How Apple Watch monitors your heart rate
This is how Apple’s watch monitors your heart rate, according to Apple:
“To calculate heart rate and rhythm, Apple Watch’s sensor uses green LED lights flashing hundreds of times per second and light-sensitive photodiodes to detect the amount of blood flowing through the wrist. The sensor’s unique optical design gathers signals from four distinct points on the wrist, and when combined with powerful software algorithms, Apple Watch isolates heart rhythms from other noise.”
Remote healthcare takes a bow
Apple confirmed this is how the Watch monitors heart beat in a press release announcing the launch of the Apple Heart Study app, available in the U.S. (Apple has much more extensive information on how this works here).
The app is the front end of a first-of-its-kind research study Apple is engaged in with Stanford Medicine into the leading cause of stroke, which causes approximately 130,000 deaths and 750,000 hospitalizations in the US each year.
The new study begins at the same time as a new FDA-approved Apple Watch gadget called KardiaBand hits the market. The $199 band (with a $99/yr subscription) carries an embedded heart rate sensor and – in a sign I think of what’s to come – also has a remote monitoring service that analyses your data and intervenes if a problem is revealed.
What’s interesting is that Apple’s Heart Study also promises to alert users if irregular heart patterns are identified.
Information is power
“Working alongside the medical community, not only can we inform people of certain health conditions, we also hope to advance discoveries in heart science,” said Jeff Williams, Apple’s chief operating officer.
This is the beginning of something.
Both solutions serve as excellent illustrations of just how some elements of future digital health will be provided.
This is how it will be:
- Remote health monitoring systems will track vital signs. Diabetes, fitness and activity, heartbeat, more. T
- hey will link up with increasingly extensive AI databases capable of identifying abnormal patterns that are relevant to people of your distinct height, age, gender…

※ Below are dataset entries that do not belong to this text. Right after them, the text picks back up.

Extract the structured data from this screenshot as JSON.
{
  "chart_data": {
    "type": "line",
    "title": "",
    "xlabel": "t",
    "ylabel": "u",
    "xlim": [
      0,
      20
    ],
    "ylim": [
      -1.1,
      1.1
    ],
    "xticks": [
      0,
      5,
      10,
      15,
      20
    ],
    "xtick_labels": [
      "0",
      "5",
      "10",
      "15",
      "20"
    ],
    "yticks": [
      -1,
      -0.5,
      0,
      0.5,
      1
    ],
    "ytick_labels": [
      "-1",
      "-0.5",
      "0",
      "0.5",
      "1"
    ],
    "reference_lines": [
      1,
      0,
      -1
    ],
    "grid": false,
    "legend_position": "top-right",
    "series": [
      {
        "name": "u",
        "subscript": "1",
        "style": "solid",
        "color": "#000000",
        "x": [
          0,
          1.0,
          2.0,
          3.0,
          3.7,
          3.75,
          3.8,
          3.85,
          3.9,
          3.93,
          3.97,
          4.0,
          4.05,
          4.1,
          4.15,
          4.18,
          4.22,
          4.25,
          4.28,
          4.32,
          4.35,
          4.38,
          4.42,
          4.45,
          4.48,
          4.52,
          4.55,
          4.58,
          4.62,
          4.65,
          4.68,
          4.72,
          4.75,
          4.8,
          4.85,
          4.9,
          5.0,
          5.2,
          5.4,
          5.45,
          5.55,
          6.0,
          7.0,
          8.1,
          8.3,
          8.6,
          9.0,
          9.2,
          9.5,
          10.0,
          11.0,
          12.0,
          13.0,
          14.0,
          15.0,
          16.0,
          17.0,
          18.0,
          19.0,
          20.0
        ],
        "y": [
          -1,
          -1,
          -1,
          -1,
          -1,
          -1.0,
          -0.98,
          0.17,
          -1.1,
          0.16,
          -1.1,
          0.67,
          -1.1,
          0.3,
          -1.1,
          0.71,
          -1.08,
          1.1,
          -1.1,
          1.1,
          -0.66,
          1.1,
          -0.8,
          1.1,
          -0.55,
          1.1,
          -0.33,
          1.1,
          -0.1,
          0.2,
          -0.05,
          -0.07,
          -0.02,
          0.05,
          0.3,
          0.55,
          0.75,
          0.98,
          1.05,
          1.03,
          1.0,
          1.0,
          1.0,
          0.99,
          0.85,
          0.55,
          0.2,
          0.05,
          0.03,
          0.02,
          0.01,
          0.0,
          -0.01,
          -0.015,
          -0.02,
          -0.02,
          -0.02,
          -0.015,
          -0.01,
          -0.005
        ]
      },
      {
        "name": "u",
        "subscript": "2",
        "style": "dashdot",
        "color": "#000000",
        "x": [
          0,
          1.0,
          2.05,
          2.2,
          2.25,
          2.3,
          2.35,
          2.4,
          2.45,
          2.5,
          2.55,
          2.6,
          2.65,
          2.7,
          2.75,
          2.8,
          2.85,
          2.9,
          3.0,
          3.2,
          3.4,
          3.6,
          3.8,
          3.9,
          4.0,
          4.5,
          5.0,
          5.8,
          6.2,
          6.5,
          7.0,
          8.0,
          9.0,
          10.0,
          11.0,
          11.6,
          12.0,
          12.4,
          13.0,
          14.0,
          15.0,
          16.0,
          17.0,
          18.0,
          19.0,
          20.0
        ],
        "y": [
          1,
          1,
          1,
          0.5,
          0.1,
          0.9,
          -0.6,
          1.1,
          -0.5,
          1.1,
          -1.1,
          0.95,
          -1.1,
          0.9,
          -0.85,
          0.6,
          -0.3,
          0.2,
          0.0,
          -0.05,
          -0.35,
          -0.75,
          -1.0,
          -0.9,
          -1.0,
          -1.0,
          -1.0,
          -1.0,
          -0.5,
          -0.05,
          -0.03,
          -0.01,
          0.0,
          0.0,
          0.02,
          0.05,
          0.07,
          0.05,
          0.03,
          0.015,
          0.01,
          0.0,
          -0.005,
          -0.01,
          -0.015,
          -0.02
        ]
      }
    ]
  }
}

- As the information gathered by these machines grows, the more capable they will become of delivering health services personalized to your particular situation.
I discussed this a little in 2015, when Apple reached a data deal with IBM.
Apple’s quiet evolution
We know Apple is looking in this direction because it has also been exploring opportunities around electronic health records. I’ve discussed this before, but I will say that once your records can be parsed by trusted providers and fed through information analysis systems that combine personal privacy with mass market insight, you begin to see an opportunity to figure out more complex health conditions on the basis of multiple data points.
In more real terms, AI would spot a time when both your heart rate and body temperatures are up, your sleep patterns have declined and your activity has decreased. You may have been aware of some or none of these symptoms, but AI would be able to match your symptoms up with data gathered from millions of other people in order to identify a problem before you even knew you were getting sick.
That’s what I find myself thinking when I look to the Apple Heart Study.
This isn’t just Apple figuring out how to do something good for the world, this is also Apple taking important steps to building out an ecosystem designed to promote, protect and encourage personal health.
Why else did it show us this video?
‘A new view’
“Health is a huge issue around the world and we think it’s ripe for simplicity and a new view,” Apple CEO, Tim Cook told a May 2016 conference in Amsterdam. We recently heard the company has even thought about buying a health clinic within this plan.
You will wear sensor-laden devices, pay a monitoring fee to a service provider, and receive personalised health interventions to help you stay well.
The beauty of these solutions (once you remove the profit motive from the plan, unlikely as that sounds), is that there is the potential to deliver much higher quality health care to every person on the planet with solutions like these.
I do hope we’re all brave enough to take that chance.